13. Do certificado do registo criminal dos insolventes não consta registada nenhuma condenação».

Por ter interesse para a decisão da questão suscitada no presente recurso, considera-se a seguinte factualidade que resulta dos elementos constantes dos autos, que não foram impugnados:

1. No Relatório apresentado pelo Sr. Administrador da Insolvência, nos termos do artº. 155º do CIRE, consta, entre outros elementos, a lista provisória de credores, ascendendo as dívidas ao valor global de € 324 934,65, incluindo capital e juros (fls. 265 a 280).

2. No mencionado Relatório são identificados um prédio urbano, um veículo automóvel ligeiro de mercadorias, da marca Ford, do ano de 1976, e dois veículos ligeiros de passageiros - um Volkswagen Transporter do ano de 2000 e um Toyota Corolla, do ano 2004 - como bens pertencentes aos insolventes (fls. 265 a 280).

3. A requerente CCes, nos meses de Maio a Setembro de 2013, auferiu as seguintes remunerações totais líquidas: € 1 366,33, € 1 405,14, € 1 625,12, € 1 449,35 e € 1 474,39, respectivamente (fls. 314 a 316, 320 e 321).

4. O requerente BB encontra-se desempregado e não aufere qualquer retribuição.

5. Os requerentes pagam mensalmente uma renda de casa no montante de € 500,00 (fls. 308 a 310).

6. Os requerentes têm de suportar as seguintes despesas médias mensais:

- € 87,87 de electricidade (valor mínimo das facturas – fls. 339 a 341));

- € 36,40 em telefone e televisão (valor mínimos das facturas – fls. 334 a 336);

- € 49,45 em medicamentos (valor máximo das facturas da farmácia – fls. 324 a 326 e 329 a 331);

- despesas com a deslocação diária da requerente para o seu local de trabalho sito no Cartaxo;

- despesas com alimentação, água e gás.

7. O agregado familiar dos requerentes é constituído apenas pelos próprios.


*

Apreciando e decidindo.

Como é sabido, de acordo com o disposto nos artºs 235º e 236º do CIRE, a exoneração do passivo restante (figura reservada ao devedor pessoa singular) consiste na concessão de uma exoneração de créditos sobre a insolvência que não forem integralmente pagos no respectivo processo, ou nos cinco anos posteriores ao encerramento deste, desde que seja pedida, como no caso sob análise, no requerimento de apresentação à insolvência, consubstanciando-se, desse modo, numa libertação definitiva do devedor quanto ao passivo não satisfeito totalmente, naquele processo ou no espaço de tempo em referência, nas condições fixadas no incidente em causa, para que este não fique inibido de começar de novo e poder retomar a sua actividade económica.
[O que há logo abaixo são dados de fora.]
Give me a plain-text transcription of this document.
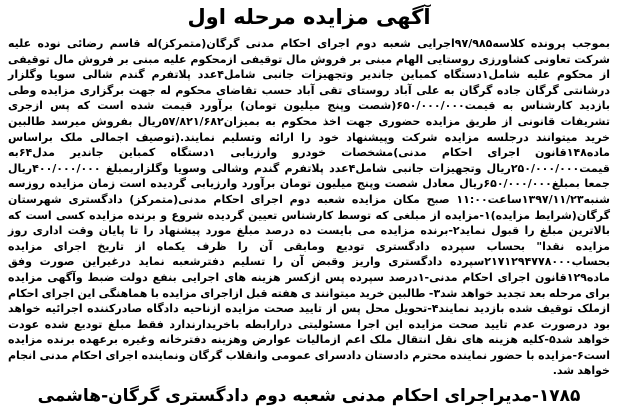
آگهی مزایده مرحله اول

بموجب پرونده کلاسه۹۷/۹۸۵اجرایی شعبه دوم اجرای احکام مدنی گرگان(متمرکز)له قاسم رضائی نوده علیه شرکت تعاونی کشاورزی روستایی الهام مبنی بر فروش مال توقیفی ازمحکوم علیه مبنی بر فروش مال توقیفی از محکوم علیه شامل۱دستگاه کمباین جاندیر وتجهیزات جانبی شامل۴عدد پلاتفرم گندم شالی سویا وگلزار درشانتی گرگان جاده گرگان به علی آباد روستای تقی آباد حسب تقاضای محکوم له جهت برگزاری مزایده وطی بازدید کارشناس به قیمت۶۵۰/۰۰۰/۰۰۰(شصت وپنج میلیون تومان) برآورد قیمت شده است که پس ازجری تشریفات قانونی از طریق مزایده حضوری جهت اخذ محکوم به بمیزان۵۷/۸۲۱/۶۸۲ریال بفروش میرسد طالبین خرید میتوانند درجلسه مزایده شرکت وپیشنهاد خود را ارائه وتسلیم نمایند.(توصیف اجمالی ملک براساس ماده۱۴۸قانون اجرای احکام مدنی)مشخصات خودرو وارزیابی ۱دستگاه کمباین جاندیر مدل۶۴به قیمت۲۵۰/۰۰۰/۰۰۰ریال وتجهیزات جانبی شامل۴عدد پلاتفرم گندم وشالی وسویا وگلزاربمبلغ ۴۰۰/۰۰۰/۰۰۰ریال جمعا بمبلغ۶۵۰/۰۰۰/۰۰۰ریال معادل شصت وپنج میلیون تومان برآورد وارزیابی گردیده است زمان مزایده روزسه شنبه۱۳۹۷/۱۱/۲۳ساعت۱۱:۰۰ صبح مکان مزایده شعبه دوم اجرای احکام مدنی(متمرکز) دادگستری شهرستان گرگان(شرایط مزایده)۱-مزایده از مبلغی که توسط کارشناس تعیین گردیده شروع و برنده مزایده کسی است که بالاترین مبلغ را قبول نماید۲-برنده مزایده می بایست ده درصد مبلغ مورد پیشنهاد را تا پایان وقت اداری روز مزایده نقدا" بحساب سپرده دادگستری تودیع ومابقی آن را ظرف یکماه از تاریخ اجرای مزایده بحساب۲۱۷۱۲۹۴۷۷۸۰۰۰سپرده دادگستری واریز وقبض آن را تسلیم دفترشعبه نماید درغیراین صورت وفق ماده۱۲۹قانون اجرای احکام مدنی-۱درصد سپرده پس ازکسر هزینه های اجرایی بنفع دولت ضبط وآگهی مزایده برای مرحله بعد تجدید خواهد شد۳- طالبین خرید میتوانند ی هفته قبل ازاجرای مزایده با هماهنگی این اجرای احکام ازملک توقیف شده بازدید نمایند۴-تحویل محل پس از تایید صحت مزایده ازناحیه دادگاه صادرکننده اجرائیه خواهد بود درصورت عدم تایید صحت مزایده این اجرا مسئولیتی درارابطه باخریدارندارد فقط مبلغ تودیع شده عودت خواهد شد۵-کلیه هزینه های نقل انتقال ملک اعم ازمالیات عوارض وهزینه دفترخانه وغیره برعهده برنده مزایده است۶-مزایده با حضور نماینده محترم دادستان دادسرای عمومی وانقلاب گرگان ونماینده اجرای احکام مدنی انجام خواهد شد.

۱۷۸۵-مدیراجرای احکام مدنی شعبه دوم دادگستری گرگان-هاشمی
Conforme defendido nos acórdãos do STJ de 21/10/2010 e 19/04/2012, proferidos nos processos nºs 3850/09.9TBVLG-D e 434/11.5TJCBR-D (ambos acessíveis em www.dgsi.pt), o pedido de exoneração do passivo restante tem como objectivo primordial conceder uma “segunda oportunidade” ao devedor singular que caia em situação de insolvência, de recomeçar vida nova no fim do período de 5 anos subsequentes ao encerramento do processo de insolvência, permitindo que este se liberte do passivo que possui e que não consiga pagar no âmbito daquele processo.

Uma vez admitido liminarmente o pedido de exoneração do passivo restante, como se verificou nos presentes autos na sequência do decidido no acórdão deste Tribunal da Relação, de acordo com o nº. 2 do artº. 239º do CIRE, será também ali determinado pelo juiz que durante os 5 anos subsequentes ao encerramento do processo de insolvência, denominado período de cessão, o rendimento disponível que o devedor venha a auferir se considera cedido ao fiduciário escolhido pelo tribunal, para os fins do artº. 241º do mesmo diploma legal.

Subjacente a este instituto está a ideia de um equilíbrio entre os interesses dos credores na satisfação dos seus créditos e o interesse do devedor, de redenção, para uma nova vida, o que passa por sacrifícios para ambas as partes.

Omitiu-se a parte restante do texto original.